The investigators have not been allowed into Syria, but their latest findings were based on 563 interviews conducted by Skype or by telephone with victims and witnesses still in the country or in person with refugees in surrounding countries.

All sides have violated the rules of war embodied in the Geneva Conventions, according to the team of two dozen who include former U.N. war crimes prosecutor Carla del Ponte.

It has now drawn up four confidential lists of suspects.

Despite some tactical gains by Syrian government forces backed by more foreign combat forces of Lebanese Hezbollah and Iraqi militia, the fighting has reached a stalemate, causing significant casualties and material losses, the report said.

"The government relied extensively on the superior firepower of its air force and artillery, while non-state armed groups increasingly resorted to methods of asymmetric warfare, such as suicide bombs and use of improved explosive devices."

As part of a strategy aimed at weakening the insurgents and breaking the will of their popular base, government forces have besieged and bombarded civilian areas, it said.

"Partial sieges aimed at expelling armed groups turned into tight blockades that prevented the delivery of basic supplies, including food and medicine, as part of a 'starvation until submission' campaign."

Rebels throughout Syria have "inflicted severe physical or mental pain or suffering on civilian populations in areas under their control", including on prisoners, it said.

Referring to the northern area of Raqqa that is under control of an al Qaeda affiliate, the Islamic State of Iraq and Greater Syria, the report said: "The acts committed by non-state armed groups ... in areas under their control against the civilian population constitute torture and inhuman treatment as a war crime and, in the context of (Raqqa), as a crime against humanity."

Rebels have encircled Nubl and Zahra, besieging 45,000 people in the two Shiite towns in Aleppo province, it said.

"The siege is imposed by groups affiliated to the Islamic Front, Jaish Al Mujahedeen, Jabhat Al-Nusra and the Syrian Revolutionary Front by checkpoints erected around the area and by cutting off their electrical and water supply lines."

The war, which enters its fourth year next week, has become "deeply fragmented and localised", with multiple front lines involving different parties with shifting priorities, according to the report.

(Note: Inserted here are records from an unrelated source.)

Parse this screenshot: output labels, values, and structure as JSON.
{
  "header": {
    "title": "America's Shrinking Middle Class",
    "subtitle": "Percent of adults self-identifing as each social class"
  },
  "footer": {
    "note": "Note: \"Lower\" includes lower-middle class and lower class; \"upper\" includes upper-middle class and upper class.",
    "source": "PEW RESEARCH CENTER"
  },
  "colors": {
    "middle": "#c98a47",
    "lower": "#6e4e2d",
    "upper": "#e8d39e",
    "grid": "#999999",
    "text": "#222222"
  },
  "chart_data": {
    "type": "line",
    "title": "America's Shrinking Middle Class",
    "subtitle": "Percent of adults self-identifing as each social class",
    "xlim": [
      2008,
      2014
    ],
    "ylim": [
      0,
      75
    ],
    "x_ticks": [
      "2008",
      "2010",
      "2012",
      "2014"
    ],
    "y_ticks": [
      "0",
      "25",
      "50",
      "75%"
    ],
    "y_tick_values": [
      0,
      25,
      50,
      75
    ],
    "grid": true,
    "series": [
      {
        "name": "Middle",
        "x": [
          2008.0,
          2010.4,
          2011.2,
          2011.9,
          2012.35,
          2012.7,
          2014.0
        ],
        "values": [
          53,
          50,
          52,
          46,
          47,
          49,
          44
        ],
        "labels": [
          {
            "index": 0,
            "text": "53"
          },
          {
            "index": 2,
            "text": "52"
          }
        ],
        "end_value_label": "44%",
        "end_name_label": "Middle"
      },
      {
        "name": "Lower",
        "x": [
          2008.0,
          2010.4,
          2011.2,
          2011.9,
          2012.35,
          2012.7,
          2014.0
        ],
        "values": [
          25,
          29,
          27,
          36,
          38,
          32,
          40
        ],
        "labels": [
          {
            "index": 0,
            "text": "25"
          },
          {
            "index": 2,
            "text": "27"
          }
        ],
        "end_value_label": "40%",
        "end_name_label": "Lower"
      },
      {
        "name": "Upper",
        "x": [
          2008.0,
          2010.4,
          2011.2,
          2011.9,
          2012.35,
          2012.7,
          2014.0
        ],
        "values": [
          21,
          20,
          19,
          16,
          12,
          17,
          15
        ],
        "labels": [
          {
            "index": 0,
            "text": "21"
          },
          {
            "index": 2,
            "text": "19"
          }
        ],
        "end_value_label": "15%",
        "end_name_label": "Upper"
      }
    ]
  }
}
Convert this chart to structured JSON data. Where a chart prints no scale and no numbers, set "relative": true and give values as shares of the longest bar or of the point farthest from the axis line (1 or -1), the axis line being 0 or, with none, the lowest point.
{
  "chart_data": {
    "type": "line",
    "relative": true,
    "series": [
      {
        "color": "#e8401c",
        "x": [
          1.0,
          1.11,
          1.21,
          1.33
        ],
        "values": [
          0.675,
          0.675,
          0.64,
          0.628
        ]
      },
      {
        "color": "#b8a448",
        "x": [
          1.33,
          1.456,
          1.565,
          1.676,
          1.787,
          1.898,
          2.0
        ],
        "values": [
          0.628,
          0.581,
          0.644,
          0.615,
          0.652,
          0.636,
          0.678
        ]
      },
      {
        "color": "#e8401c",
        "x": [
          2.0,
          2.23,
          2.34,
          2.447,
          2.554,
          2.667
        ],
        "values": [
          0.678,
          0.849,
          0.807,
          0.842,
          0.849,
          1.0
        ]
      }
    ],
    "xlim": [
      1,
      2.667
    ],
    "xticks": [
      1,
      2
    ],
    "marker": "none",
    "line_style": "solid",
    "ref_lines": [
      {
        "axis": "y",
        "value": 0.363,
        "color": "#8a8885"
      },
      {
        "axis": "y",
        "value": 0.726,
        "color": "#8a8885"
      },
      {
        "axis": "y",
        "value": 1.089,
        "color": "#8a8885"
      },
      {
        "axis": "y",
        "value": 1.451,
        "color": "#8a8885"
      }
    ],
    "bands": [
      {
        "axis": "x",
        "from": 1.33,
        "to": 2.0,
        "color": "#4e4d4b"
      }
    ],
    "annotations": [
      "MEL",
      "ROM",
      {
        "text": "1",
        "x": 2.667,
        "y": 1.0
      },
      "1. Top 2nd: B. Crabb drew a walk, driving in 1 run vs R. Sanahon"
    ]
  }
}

Kurdish forces in northeastern provinces were fighting radical Islamic armed groups in a "distinct sub-conflict".

Thousands of foreign fighters have joined the fighting, fuelling the sectarian dimension of the conflict that threatens to destabilise the wider region, the investigators said.

War crimes had been committed on both sides, including torture, massacres, rapes and recruitment of child soldiers.

"Government forces are conducting a sniper campaign in Bustan Al Qasr (Aleppo). On one day alone in October, doctors treated five men shot in the groin. The same month, six pregnant women were shot in the abdomen," the report said.

On the rebel side, a 26-year-old man was detained on the ground of his sexual orientation in Oct. 2013. "He was beaten and hung by his arms from a ceiling by ISIS in Raqqa. On 31 October, a school headmistress was publicly lashed by ISIS in Raqqa for not wearing a hijab (Islamic head covering)."